He was a pioneer of the scientific renaissance of the 12th century, when the learning of the Ancient Greeks, which had been preserved by the Islamic countries, was reintroduced into Europe along with ideas from Arabic medicine, mathematics and astronomy. He studied in Syria and Turkey, and returned to Europe an enthusiastic promoter not only of Arabic knowledge but also the Arabic tradition of rational scientific inquiry.
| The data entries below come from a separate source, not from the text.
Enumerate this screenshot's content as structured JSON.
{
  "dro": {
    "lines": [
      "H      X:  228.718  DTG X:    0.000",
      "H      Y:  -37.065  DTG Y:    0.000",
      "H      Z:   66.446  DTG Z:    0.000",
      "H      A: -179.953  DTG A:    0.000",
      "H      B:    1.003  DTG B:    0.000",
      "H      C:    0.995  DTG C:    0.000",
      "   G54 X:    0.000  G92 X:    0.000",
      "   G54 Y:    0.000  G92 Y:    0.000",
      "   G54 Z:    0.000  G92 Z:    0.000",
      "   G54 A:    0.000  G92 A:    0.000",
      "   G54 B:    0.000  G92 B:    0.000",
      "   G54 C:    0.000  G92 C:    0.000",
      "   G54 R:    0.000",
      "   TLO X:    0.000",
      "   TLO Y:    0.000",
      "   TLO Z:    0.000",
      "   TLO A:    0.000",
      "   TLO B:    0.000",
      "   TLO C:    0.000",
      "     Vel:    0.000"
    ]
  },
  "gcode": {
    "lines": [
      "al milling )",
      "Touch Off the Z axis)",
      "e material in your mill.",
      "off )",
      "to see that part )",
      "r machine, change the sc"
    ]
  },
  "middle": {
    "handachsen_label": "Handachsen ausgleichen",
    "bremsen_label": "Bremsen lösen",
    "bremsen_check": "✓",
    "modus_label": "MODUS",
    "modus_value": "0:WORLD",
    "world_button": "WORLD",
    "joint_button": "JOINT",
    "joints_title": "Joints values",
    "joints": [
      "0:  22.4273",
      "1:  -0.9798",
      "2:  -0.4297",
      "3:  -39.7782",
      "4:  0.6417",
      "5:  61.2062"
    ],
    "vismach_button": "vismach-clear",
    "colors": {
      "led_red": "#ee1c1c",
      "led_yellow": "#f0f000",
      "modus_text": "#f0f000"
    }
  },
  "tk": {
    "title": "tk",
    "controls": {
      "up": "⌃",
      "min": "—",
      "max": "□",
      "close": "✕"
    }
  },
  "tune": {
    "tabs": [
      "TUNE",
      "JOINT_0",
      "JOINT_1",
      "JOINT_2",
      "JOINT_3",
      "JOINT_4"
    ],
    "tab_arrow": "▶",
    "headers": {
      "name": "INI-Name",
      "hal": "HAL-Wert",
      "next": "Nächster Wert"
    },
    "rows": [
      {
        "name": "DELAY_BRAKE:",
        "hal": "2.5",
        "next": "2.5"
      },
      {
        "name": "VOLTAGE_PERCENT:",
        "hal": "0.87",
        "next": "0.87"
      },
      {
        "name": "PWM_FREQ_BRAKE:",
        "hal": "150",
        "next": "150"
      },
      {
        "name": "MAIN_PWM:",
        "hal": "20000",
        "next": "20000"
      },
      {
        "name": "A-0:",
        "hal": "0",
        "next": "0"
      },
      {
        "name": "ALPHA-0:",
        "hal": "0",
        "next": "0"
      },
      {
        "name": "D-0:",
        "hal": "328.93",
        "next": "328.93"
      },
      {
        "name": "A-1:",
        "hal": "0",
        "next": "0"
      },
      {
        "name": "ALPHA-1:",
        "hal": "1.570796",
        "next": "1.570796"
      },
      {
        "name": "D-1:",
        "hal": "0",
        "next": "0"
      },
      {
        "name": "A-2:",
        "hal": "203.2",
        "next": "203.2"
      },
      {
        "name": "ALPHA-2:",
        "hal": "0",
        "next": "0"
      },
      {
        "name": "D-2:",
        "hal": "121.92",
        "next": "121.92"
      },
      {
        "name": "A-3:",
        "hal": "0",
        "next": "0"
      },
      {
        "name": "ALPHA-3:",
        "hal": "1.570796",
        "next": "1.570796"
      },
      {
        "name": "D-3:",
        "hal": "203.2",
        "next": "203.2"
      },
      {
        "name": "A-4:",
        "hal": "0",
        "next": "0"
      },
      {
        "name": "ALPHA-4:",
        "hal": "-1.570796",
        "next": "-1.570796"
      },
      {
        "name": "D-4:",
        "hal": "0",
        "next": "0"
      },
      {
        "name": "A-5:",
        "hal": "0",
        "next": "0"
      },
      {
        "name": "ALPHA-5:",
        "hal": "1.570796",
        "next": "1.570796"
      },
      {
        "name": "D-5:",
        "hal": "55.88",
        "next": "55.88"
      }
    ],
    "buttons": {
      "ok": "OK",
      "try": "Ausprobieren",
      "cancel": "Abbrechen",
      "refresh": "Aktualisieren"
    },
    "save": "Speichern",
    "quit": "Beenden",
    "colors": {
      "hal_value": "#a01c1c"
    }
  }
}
The academic establishment, lazing in idle reverence for the accepted authorities of the day, suddenly had to face his wry accusations of gullibility and his calls for experiment, observation and innovation.
His writings include speculation that animals must have souls because they possess the power of judgement, and the first known account of the distillation of alcohol. But his most influential works were on mathematics. He translated Euclid's Elements - still the basis of much of today's mathematics - from Arabic into Latin, the international language of European scholarship. He was also the author of a Latin version of a treatise on Arabic arithmetic by al-Khwarizmi, the great Saracen mathematician whose name, corrupted to algorism, became the European word for the new system of numbers.
By the end of the 12th century the academic world was divided between the algorists, followers of al-Khwarizmi, and the abacists, who used the abacus as a means of dealing with the unwieldy Roman notation. The controversy raged for another century before, thanks to the champions of progressive thought, the Arabic numerals triumphed to become the system we use today.